Es gelte zu prüfen, ob diese Notierungen strengeren gesetzlichen Anforderungen unterstellt werden sollten. Ziel dabei müsse es sein, die Notierungen besser vor Manipulation zu schützen. Die eigenen Ermittlungen des Kartellamts hätten „Anreize und Möglichkeiten zur wettbewerbswidrigen Beeinflussung einzelner Preisnotierungen“ aufgedeckt.

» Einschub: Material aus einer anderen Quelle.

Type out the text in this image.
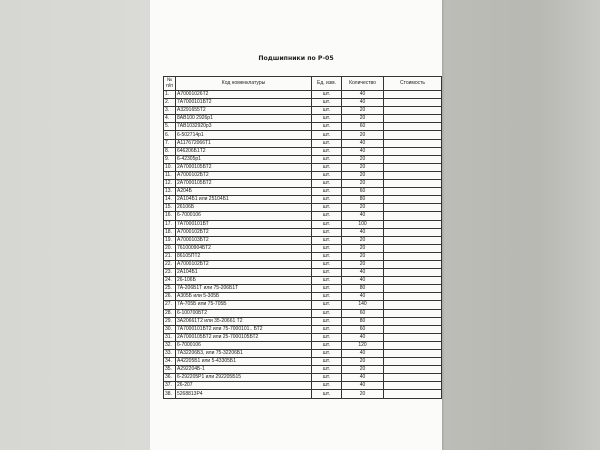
Подшипники по Р-05
№ п/п	Код номенклатуры	Ед. изм.	Количество	Стоимость
1.	А70001026Т2	шт.	40	
2.	7А7000101БТ2	шт.	40	
3.	А3291655Т2	шт.	20	
4.	8АВ100 2926р1	шт.	20	
5.	7АВ1032920р3	шт.	60	
6.	6-502714р1	шт.	20	
7.	А117672066Т1	шт.	40	
8.	646206Б1Т2	шт.	40	
9.	6-42305р1	шт.	20	
10.	2А7000105БТ2	шт.	20	
11.	А7000102БТ2	шт.	20	
12.	2А7000105БТ2	шт.	20	
13.	А204Б	шт.	60	
14.	2А104Б1 или 25104Б1	шт.	80	
15.	26106Б	шт.	20	
16.	6-7000106	шт.	40	
17.	7А7000101БТ	шт.	100	
18.	А7000102БТ2	шт.	40	
19.	А7000103БТ2	шт.	20	
20.	761000904БТ2	шт.	20	
21.	86105ПТ2	шт.	20	
22.	А7000102БТ2	шт.	20	
23.	2А104Б1	шт.	40	
24.	26-106Б	шт.	40	
25.	7А-206Б1Т или 75-206Б1Т	шт.	80	
26.	А305Б или 5-305Б	шт.	40	
27.	7А-705Б или 75-705Б	шт.	140	
28.	6-100700БТ2	шт.	60	
29.	3А20661Т2 или 35-20661 Т2	шт.	80	
30.	7А7000101БТ2 или 75-7000101.. БТ2	шт.	60	
31.	2А7000105БТ2 или 25-7000105БТ2	шт.	40	
32.	6-7000106	шт.	120	
33.	7А32206Б3, или 75-32206Б1	шт.	40	
34.	А42205Б1 или 5-43305Б1	шт.	20	
35.	А292204Б-1	шт.	20	
36.	6-292205Р1 или 292205Б15	шт.	40	
37.	26-207	шт.	40	
38.	5268813Р4	шт.	20	
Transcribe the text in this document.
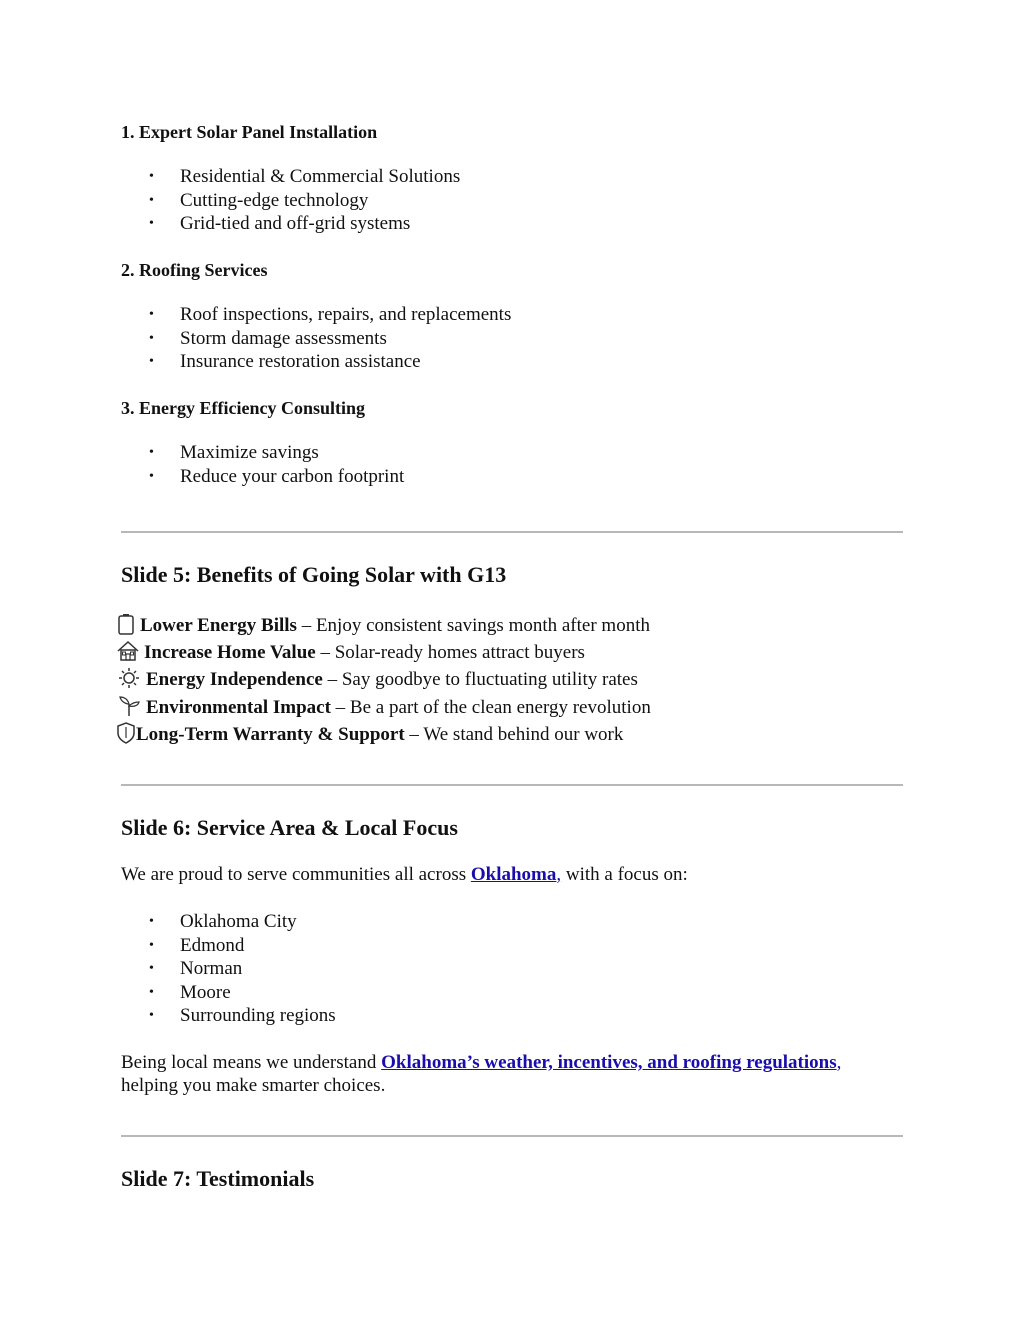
1. Expert Solar Panel Installation
• Residential & Commercial Solutions
• Cutting-edge technology
• Grid-tied and off-grid systems
2. Roofing Services
• Roof inspections, repairs, and replacements
• Storm damage assessments
• Insurance restoration assistance
3. Energy Efficiency Consulting
• Maximize savings
• Reduce your carbon footprint
Slide 5: Benefits of Going Solar with G13
Lower Energy Bills – Enjoy consistent savings month after month
Increase Home Value – Solar-ready homes attract buyers
Energy Independence – Say goodbye to fluctuating utility rates
Environmental Impact – Be a part of the clean energy revolution
Long-Term Warranty & Support – We stand behind our work
Slide 6: Service Area & Local Focus
We are proud to serve communities all across Oklahoma, with a focus on:
• Oklahoma City
• Edmond
• Norman
• Moore
• Surrounding regions
Being local means we understand Oklahoma’s weather, incentives, and roofing regulations,
helping you make smarter choices.
Slide 7: Testimonials
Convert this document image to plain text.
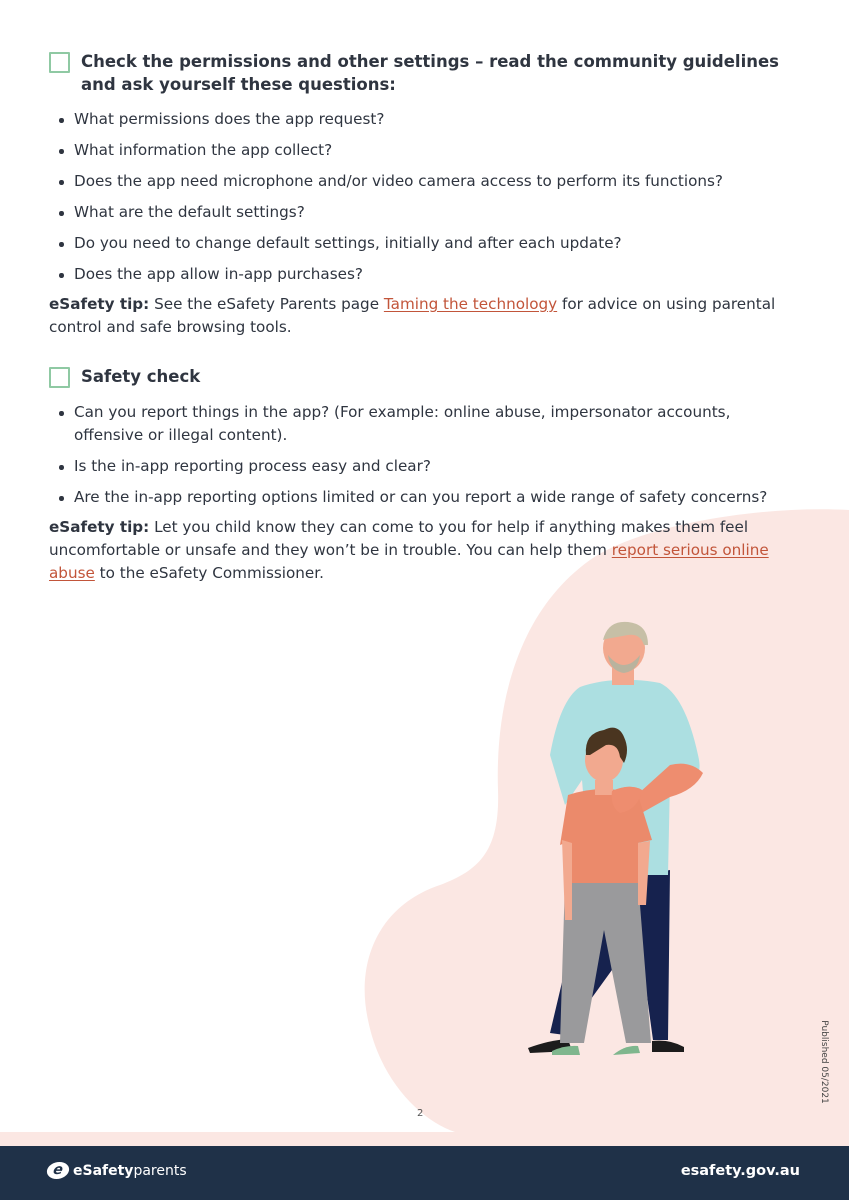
Check the permissions and other settings – read the community guidelines and ask yourself these questions:
What permissions does the app request?
What information the app collect?
Does the app need microphone and/or video camera access to perform its functions?
What are the default settings?
Do you need to change default settings, initially and after each update?
Does the app allow in-app purchases?
eSafety tip: See the eSafety Parents page Taming the technology for advice on using parental control and safe browsing tools.
Safety check
Can you report things in the app? (For example: online abuse, impersonator accounts, offensive or illegal content).
Is the in-app reporting process easy and clear?
Are the in-app reporting options limited or can you report a wide range of safety concerns?
eSafety tip: Let you child know they can come to you for help if anything makes them feel uncomfortable or unsafe and they won’t be in trouble. You can help them report serious online abuse to the eSafety Commissioner.
2
Published 05/2021
e eSafetyparents	esafety.gov.au
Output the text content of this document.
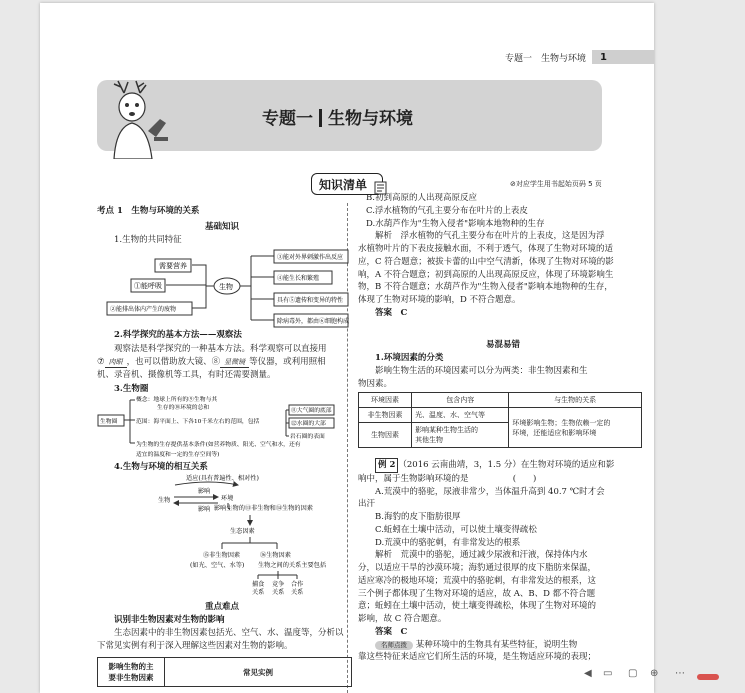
专题一　生物与环境	1
专题一 生物与环境
知识清单	⊘对应学生用书起始页码 5 页
考点 1　生物与环境的关系
基础知识
1.生物的共同特征
需要营养
①能呼吸
②能排出体内产生的废物
生物
③能对外界刺激作出反应
④能生长和繁殖
具有⑤遗传和变异的特性
除病毒外，都由⑥细胞构成
2.科学探究的基本方法——观察法
观察法是科学探究的一种基本方法。科学观察可以直接用
⑦ 肉眼 ，也可以借助放大镜、⑧ 显微镜 等仪器，或利用照相
机、录音机、摄像机等工具，有时还需要测量。
3.生物圈
生物圈
概念：地球上所有的⑨生物与其
生存的⑩环境的总和
范围：海平面上、下各10千米左右的范围，包括
⑪大气圈的底部
⑫水圈的大部
岩石圈的表面
为生物的生存提供基本条件(如营养物质、阳光、空气和水，还有
适宜的温度和一定的生存空间等)
4.生物与环境的相互关系
适应(具有普遍性、相对性)
影响
生物	环境
影响 影响生物的⑬非生物和⑭生物的因素
生态因素
⑮非生物因素
(如光、空气、水等)
⑯生物因素
生物之间的关系主要包括
捕食
关系
竞争
关系
合作
关系
重点难点
识别非生物因素对生物的影响
生态因素中的非生物因素包括光、空气、水、温度等，分析以
下常见实例有利于深入理解这些因素对生物的影响。
影响生物的主
要非生物因素	常见实例
B.初到高原的人出现高原反应
C.浮水植物的气孔主要分布在叶片的上表皮
D.水葫芦作为"生物入侵者"影响本地物种的生存
解析　浮水植物的气孔主要分布在叶片的上表皮，这是因为浮
水植物叶片的下表皮接触水面，不利于透气，体现了生物对环境的适
应，C 符合题意；被拔卡蕾的山中空气清新，体现了生物对环境的影
响，A 不符合题意；初到高原的人出现高原反应，体现了环境影响生
物，B 不符合题意；水葫芦作为"生物入侵者"影响本地物种的生存，
体现了生物对环境的影响，D 不符合题意。
答案　C
易混易错
1.环境因素的分类
影响生物生活的环境因素可以分为两类：非生物因素和生
物因素。
环境因素	包含内容	与生物的关系
非生物因素	光、温度、水、空气等	环境影响生物；生物依赖一定的
环境，还能适应和影响环境
生物因素	影响某种生物生活的
其他生物	
例 2 （2016 云南曲靖，3，1.5 分）在生物对环境的适应和影
响中，属于生物影响环境的是	(　　)
A.荒漠中的骆驼，尿液非常少，当体温升高到 40.7 ℃时才会
出汗
B.海豹的皮下脂肪很厚
C.蚯蚓在土壤中活动，可以使土壤变得疏松
D.荒漠中的骆驼刺，有非常发达的根系
解析　荒漠中的骆驼，通过减少尿液和汗液，保持体内水
分，以适应干旱的沙漠环境；海豹通过很厚的皮下脂肪来保温，
适应寒冷的极地环境；荒漠中的骆驼刺，有非常发达的根系，这
三个例子都体现了生物对环境的适应，故 A、B、D 都不符合题
意；蚯蚓在土壤中活动，使土壤变得疏松，体现了生物对环境的
影响，故 C 符合题意。
答案　C
名师点拨 某种环境中的生物具有某些特征，说明生物
靠这些特征来适应它们所生活的环境，是生物适应环境的表现；
◀ ▭ ▢ ⊕ ⋯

Zudem prüfen die Bonner Wettbewerbshüter, selbst aktiv zu werden. „Die Untersuchungen haben erneut gezeigt, dass die Bedingungen für einen funktionierenden Wettbewerb im Mineralölbereich in Deutschland schwierig sind“, sagte Kartellamtschef Andreas Mundt. Konkrete Schritte, wie die Behörde dagegen vorgehen könnte, werden in der Untersuchung allerdings nicht genannt.

Birger Nicolai ist Wirtschaftskorrespondent in Hamburg. Er berichtet über Schifffahrt, Logistik, den Tankstellen- und Kaffeemarkt sowie Mittelstandsunternehmen.